Edina’s youth hockey system is one of the biggest and most successful in the state. It produces enough top-level players that the Hornets could assemble two, maybe even three, high-caliber high school teams each season.
High-caliber, yes. Highly successful? Well, talent can only take a team, even a team loaded with all-stars, so far.
And in the last couple weeks a mostly listless Edina was headed nowhere.
"When we work hard, we're a good team," Edina coach Curt Giles said. "When we don't work hard, we're a very average to below-average team."
The Hornets started the season with six-straight wins, looking dominant in the process. Then they lost three of their next four. Giles let his players know, in no uncertain terms, his thoughts about their work ethic.
“We kind of got yelled at yesterday for not doing the things that we were doing earlier in the season and kind of playing our own game,” said junior Jimmy Clark, who had two assists in the Edina’s 2-1 win over Lakeville South Saturday at Braemar Arena. “So we just got back to doing the little things, and it worked out for us.”
Little things such as getting pucks deep in the offensive zone and committing fewer turnovers. Little things like back-checking with purpose and crashing to the net with abandon.
All those things didn’t materialize until the third period of the New Year's Day special — the only game played in the state — against the No. 3-2A Cougars (9-2-0).
The No. 2-2A Hornets (8-3-0) trailed 1-0 and had been outshot 28-16 heading into the third. If not for the stellar play of junior Robbie Clarkowski, who stopped an assortment of breakaways and close-range chances among his 38 saves, Edina would have been all but out of the game.
“The expectation for Robbie is to hold us in there as long as he possibly can until you can get the wheels going,” Giles said about Clarkowski, who went 9-6-1 a year ago and is 7-3-0 with a 2.18 goals-against average this season. “And fortunately for us he kept us in there.”

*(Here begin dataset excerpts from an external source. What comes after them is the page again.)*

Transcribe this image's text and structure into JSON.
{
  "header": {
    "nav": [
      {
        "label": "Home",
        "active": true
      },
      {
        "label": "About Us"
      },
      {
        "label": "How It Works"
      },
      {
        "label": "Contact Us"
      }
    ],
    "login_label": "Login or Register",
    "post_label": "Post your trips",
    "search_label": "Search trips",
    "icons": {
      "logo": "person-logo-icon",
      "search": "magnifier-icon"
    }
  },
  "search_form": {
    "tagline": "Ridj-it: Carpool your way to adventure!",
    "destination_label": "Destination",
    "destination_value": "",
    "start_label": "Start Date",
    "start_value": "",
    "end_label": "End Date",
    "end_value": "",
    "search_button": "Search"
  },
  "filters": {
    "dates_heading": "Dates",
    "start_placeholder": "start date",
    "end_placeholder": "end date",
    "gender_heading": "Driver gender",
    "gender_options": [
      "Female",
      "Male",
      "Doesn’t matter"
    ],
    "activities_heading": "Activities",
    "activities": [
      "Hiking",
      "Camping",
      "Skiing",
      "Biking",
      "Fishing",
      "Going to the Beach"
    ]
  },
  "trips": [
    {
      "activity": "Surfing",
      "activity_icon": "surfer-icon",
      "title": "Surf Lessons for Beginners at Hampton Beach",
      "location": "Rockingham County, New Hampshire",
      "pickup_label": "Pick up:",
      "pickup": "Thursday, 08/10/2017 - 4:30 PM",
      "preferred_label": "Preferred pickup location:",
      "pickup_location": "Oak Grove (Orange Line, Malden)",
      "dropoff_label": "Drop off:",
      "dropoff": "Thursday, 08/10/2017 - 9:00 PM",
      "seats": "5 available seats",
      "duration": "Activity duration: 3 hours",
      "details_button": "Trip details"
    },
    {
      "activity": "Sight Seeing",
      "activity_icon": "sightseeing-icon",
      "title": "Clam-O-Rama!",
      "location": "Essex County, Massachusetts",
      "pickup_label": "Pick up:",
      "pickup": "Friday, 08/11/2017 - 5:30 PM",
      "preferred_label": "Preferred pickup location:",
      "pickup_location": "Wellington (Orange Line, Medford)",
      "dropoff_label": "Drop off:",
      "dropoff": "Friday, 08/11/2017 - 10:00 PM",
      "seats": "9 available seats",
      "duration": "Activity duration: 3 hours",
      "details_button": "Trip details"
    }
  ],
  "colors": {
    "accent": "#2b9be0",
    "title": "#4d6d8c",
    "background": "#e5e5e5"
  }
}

The 6-foot-6 Clarkowski used every inch of his frame to get his left leg pad on an Aidan Willis shot in the crease in the first period. Minutes later he stood tall while stopping Tate Pritchard on a mini-breakaway.
“He bailed us out a lot of times,” Clark said. “We had some bad turnovers in front of the net and he made some big saves, big saves with traffic in front of the net. He gave us a chance.”
Clarkowski is as good of an example of Edina’s surplus of talent. Bryce Hess, a senior having a standout season at Holy Angels, and Josh Middleton, a sophomore at St. Louis Park who is one of the best goalies in the state in his age group, also came up through the Edina youth system.
Two other former Edina players, defenseman Eric Choi and forward Ryan Andor, both seniors, are playing key roles for Eden Prairie this season.
Clark said he remembers Clarkowski as the “tall goalie” when the two played together growing up. And that was before Clarkowski underwent a growth spurt a couple of years ago that saw him sprout 8 inches, from 5-10 to his current height.
“He came to us last year as kind of a tall, gangly kid,” Giles said. “And now he's growing into his legs a little bit and into his body a little bit, and I think he's getting better all the time.”
Giles said Clarkowski’s Saturday performance was the best of the season for his goaltender. Which isn’t surprising. After all, it’s not often Edina surrenders 39 shots in a single game (the team’s previous high this season was 34 in a 6-2 Dec. 29 win against Prior Lake.
“Their goalie played really well,” Lakeville South coach Josh Storm said. “He controlled rebounds really well. But there's just some stuff that I feel we need to kind of improve on, too.”
Making life more difficult for opposing goaltenders would be a good start. More net-front screens, more net-front puck battles, more net-front everything.
“I mean, 18 shots and no goals in the first period,” Storm said. “A lot of belly shots and just not enough intensity at the net, I feel like.”